Trickster, creator, God’s messenger, omen of death – the raven has insinuated itself into myth and legend throughout the northern countries of the world.
Now residents of Headwaters are coming to know this most charismatic of birds, for the raven is recolonizing southern Ontario, where a century ago it succumbed to habitat loss and persecution.
The return of ravens in Headwaters probably began in Dufferin’s Mono Cliffs Provincial Park where the rugged landscape likely reminds them of their northern haunts of rock and forest. But now ravens are turning up in tame, pastoral countryside further south. Remarkably, they even nested in Toronto this spring – on the Leslie Street spit.
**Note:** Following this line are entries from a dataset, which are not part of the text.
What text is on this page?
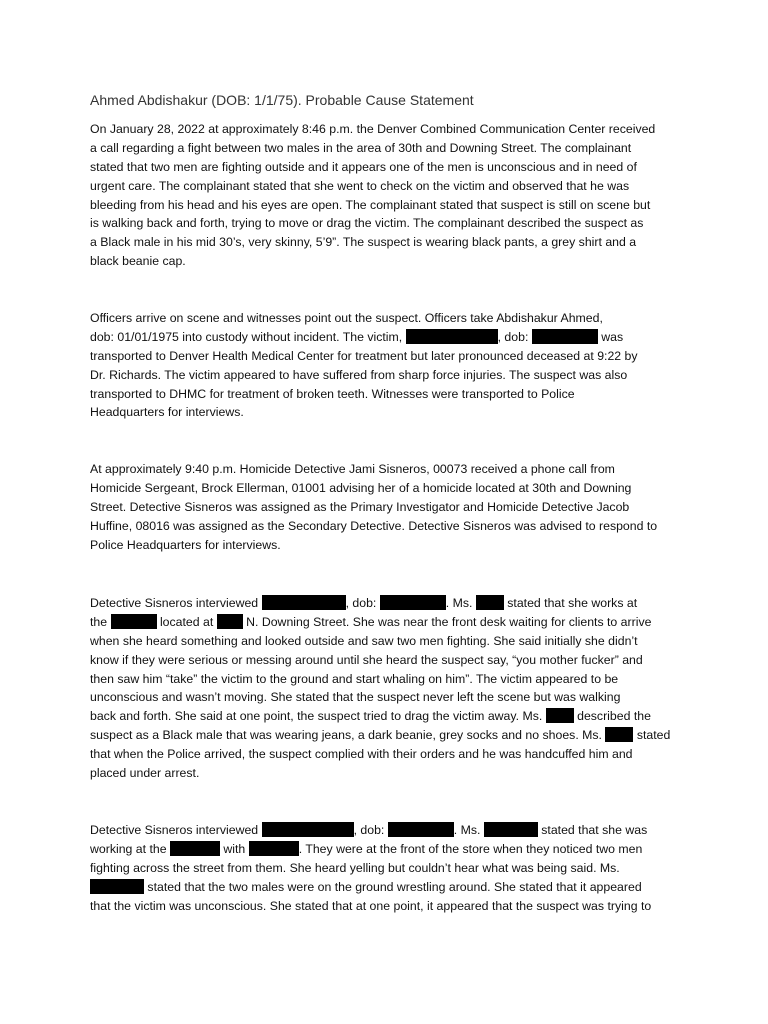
Ahmed Abdishakur (DOB: 1/1/75). Probable Cause Statement
On January 28, 2022 at approximately 8:46 p.m. the Denver Combined Communication Center received
a call regarding a fight between two males in the area of 30th and Downing Street. The complainant
stated that two men are fighting outside and it appears one of the men is unconscious and in need of
urgent care. The complainant stated that she went to check on the victim and observed that he was
bleeding from his head and his eyes are open. The complainant stated that suspect is still on scene but
is walking back and forth, trying to move or drag the victim. The complainant described the suspect as
a Black male in his mid 30’s, very skinny, 5’9”. The suspect is wearing black pants, a grey shirt and a
black beanie cap.
Officers arrive on scene and witnesses point out the suspect. Officers take Abdishakur Ahmed,
dob: 01/01/1975 into custody without incident. The victim,	, dob:	was
transported to Denver Health Medical Center for treatment but later pronounced deceased at 9:22 by
Dr. Richards. The victim appeared to have suffered from sharp force injuries. The suspect was also
transported to DHMC for treatment of broken teeth. Witnesses were transported to Police
Headquarters for interviews.
At approximately 9:40 p.m. Homicide Detective Jami Sisneros, 00073 received a phone call from
Homicide Sergeant, Brock Ellerman, 01001 advising her of a homicide located at 30th and Downing
Street. Detective Sisneros was assigned as the Primary Investigator and Homicide Detective Jacob
Huffine, 08016 was assigned as the Secondary Detective. Detective Sisneros was advised to respond to
Police Headquarters for interviews.
Detective Sisneros interviewed	, dob:	. Ms.	stated that she works at
the	located at	N. Downing Street. She was near the front desk waiting for clients to arrive
when she heard something and looked outside and saw two men fighting. She said initially she didn’t
know if they were serious or messing around until she heard the suspect say, “you mother fucker” and
then saw him “take” the victim to the ground and start whaling on him”. The victim appeared to be
unconscious and wasn’t moving. She stated that the suspect never left the scene but was walking
back and forth. She said at one point, the suspect tried to drag the victim away. Ms.	described the
suspect as a Black male that was wearing jeans, a dark beanie, grey socks and no shoes. Ms.	stated
that when the Police arrived, the suspect complied with their orders and he was handcuffed him and
placed under arrest.
Detective Sisneros interviewed	, dob:	. Ms.	stated that she was
working at the	with	. They were at the front of the store when they noticed two men
fighting across the street from them. She heard yelling but couldn’t hear what was being said. Ms.
stated that the two males were on the ground wrestling around. She stated that it appeared
that the victim was unconscious. She stated that at one point, it appeared that the suspect was trying to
Another raven pair nested in Caledon. Their nest is a large, sturdy tangle of sticks tucked snuggly into the rafters of a derelict building. I first noticed the adult ravens at the nest in April. By June 1st a fledgling raven, almost grown, perched atop the nest.
The recolonization of southern Ontario by ravens is probably abetted by their extraordinary bird brains. Ravens are renowned for their ability to solve complex puzzles to obtain tasty tidbits of food. Now they appear to be using their intelligence to unravel the puzzle of survival in human-dominated landscapes.
These colonists will not be welcomed by everyone. Their diverse diet includes smaller birds, a predilection that will condemn them in the eyes of some human observers. That songbirds are abundant where ravens reign in the Canadian north suggests that healthy co-existence is possible.
I’m thrilled by the ravens’ return. Their recolonization of southern Ontario provides a counterpoint to the general retreat of wildlife in this age of extinction.
And now we too can weave tales about ravens, adding our voices to the rich narrative they have inspired through the ages.